Aujourd’hui, je croise “poncif” dans une note de blog du studio “6 lettres” :
Ce matin je viens de poser mon plus gros poncif pour une œuvre d’Alexis
Smith de la galerie @honorfrasergallery à la Fiac Officielle.

Ce qui accroche l’œil avec ce poncif-là, c’est qu’il est employé dans son sens premier, que je ne connaissais pas. Avant d’être un lieu commun, j’apprends en effet que le poncif est ce que j’appelais jusqu’alors improprement un pochoir. Très exactement, le dictionnaire en ligne précise qu’il s’agit d’une “feuille de papier comportant un dessin
piqué de multiples trous que l’on reproduit en pointillé (sur une
surface quelconque) en passant une ponce sur le tracé.

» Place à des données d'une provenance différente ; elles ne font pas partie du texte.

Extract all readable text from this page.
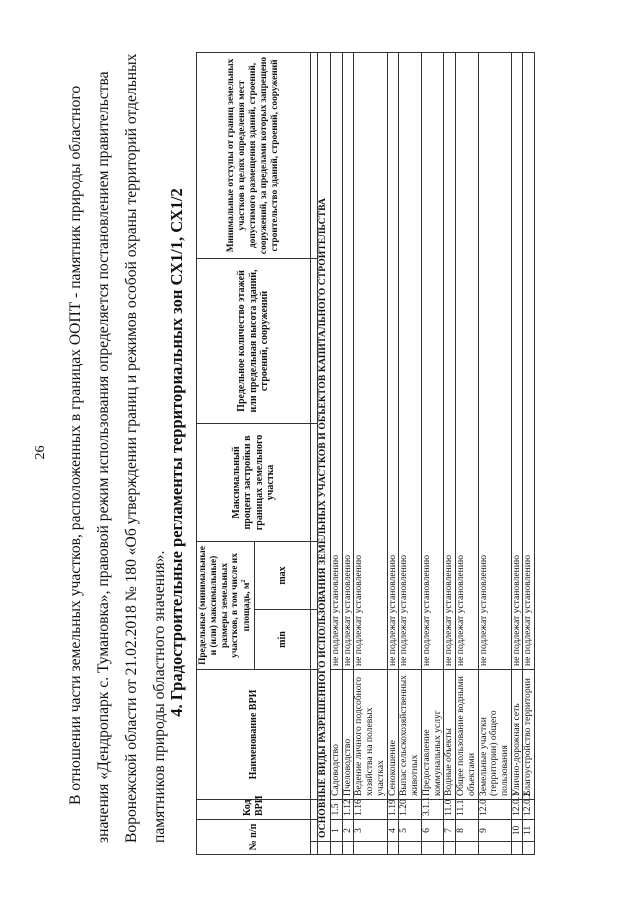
26	В отношении части земельных участков, расположенных в границах ООПТ - памятник природы областного значения «Дендропарк с. Тумановка», правовой режим использования определяется постановлением правительства Воронежской области от 21.02.2018 № 180 «Об утверждении границ и режимов особой охраны территорий отдельных памятников природы областного значения». 4. Градостроительные регламенты территориальных зон СХ1/1, СХ1/2
№ п/п		Код ВРИ	Наименование ВРИ	Предельные (минимальные и (или) максимальные) размеры земельных участков, в том числе их площадь, $м^2$		Максимальный процент застройки в границах земельного участка	Предельное количество этажей или предельная высота зданий, строений, сооружений	Минимальные отступы от границ земельных участков в целях определения мест допустимого размещения зданий, строений, сооружений, за пределами которых запрещено строительство зданий, строений, сооружений
				min	max			

	ОСНОВНЫЕ ВИДЫ РАЗРЕШЕННОГО ИСПОЛЬЗОВАНИЯ ЗЕМЕЛЬНЫХ УЧАСТКОВ И ОБЪЕКТОВ КАПИТАЛЬНОГО СТРОИТЕЛЬСТВА							
	1	1.5	Садоводство	не подлежат установлению				
	2	1.12	Пчеловодство	не подлежат установлению				
	3	1.16	Ведение личного подсобного хозяйства на полевых участках	не подлежат установлению				
	4	1.19	Сенокошение	не подлежат установлению				
	5	1.20	Выпас сельскохозяйственных животных	не подлежат установлению				
	6	3.1.1	Предоставление коммунальных услуг	не подлежат установлению				
	7	11.0	Водные объекты	не подлежат установлению				
	8	11.1	Общее пользование водными объектами	не подлежат установлению				
	9	12.0	Земельные участки (территории) общего пользования	не подлежат установлению				
	10	12.0.1	Улично-дорожная сеть	не подлежат установлению				
	11	12.0.2	Благоустройство территории	не подлежат установлению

” J’imagine que ce sens à moi révélé doit sembler très ordinaire au peintre-typographe ou à la couturière. Qu’ils ont l’un et l’autre associé de toute éternité le poncif à cette poudre finement blutée qui esquisse le plein, le délié, l’ourlé, le brodé. Eux “posent”, littéralement, des poncifs pour reproduire un motif. Nous autres ne faisons que littérairement reproduire le motif, en abdiquant toute originalité. Pourtant, ce sont bien les poseurs, et non les copieurs, qu’aujourd’hui je plains. Les pauvres, peut-être cette habitude professionnelle les rend-elle moins sensible au charme pittoresque de ce sens inusité. Pour ma part, l’existence de ce lien de parenté entre sens propre et sens figuré va me faire rêver toute la journée : “Le 19 octobre 2015, Philippe Guerry a posé son poncif (sur une surface quelconque) et découvert un lieu commun inexploré.” Je voyage pour pas cher. À part cela, je n’ai rien à dire sur le poncif qui n’ait déjà été dit.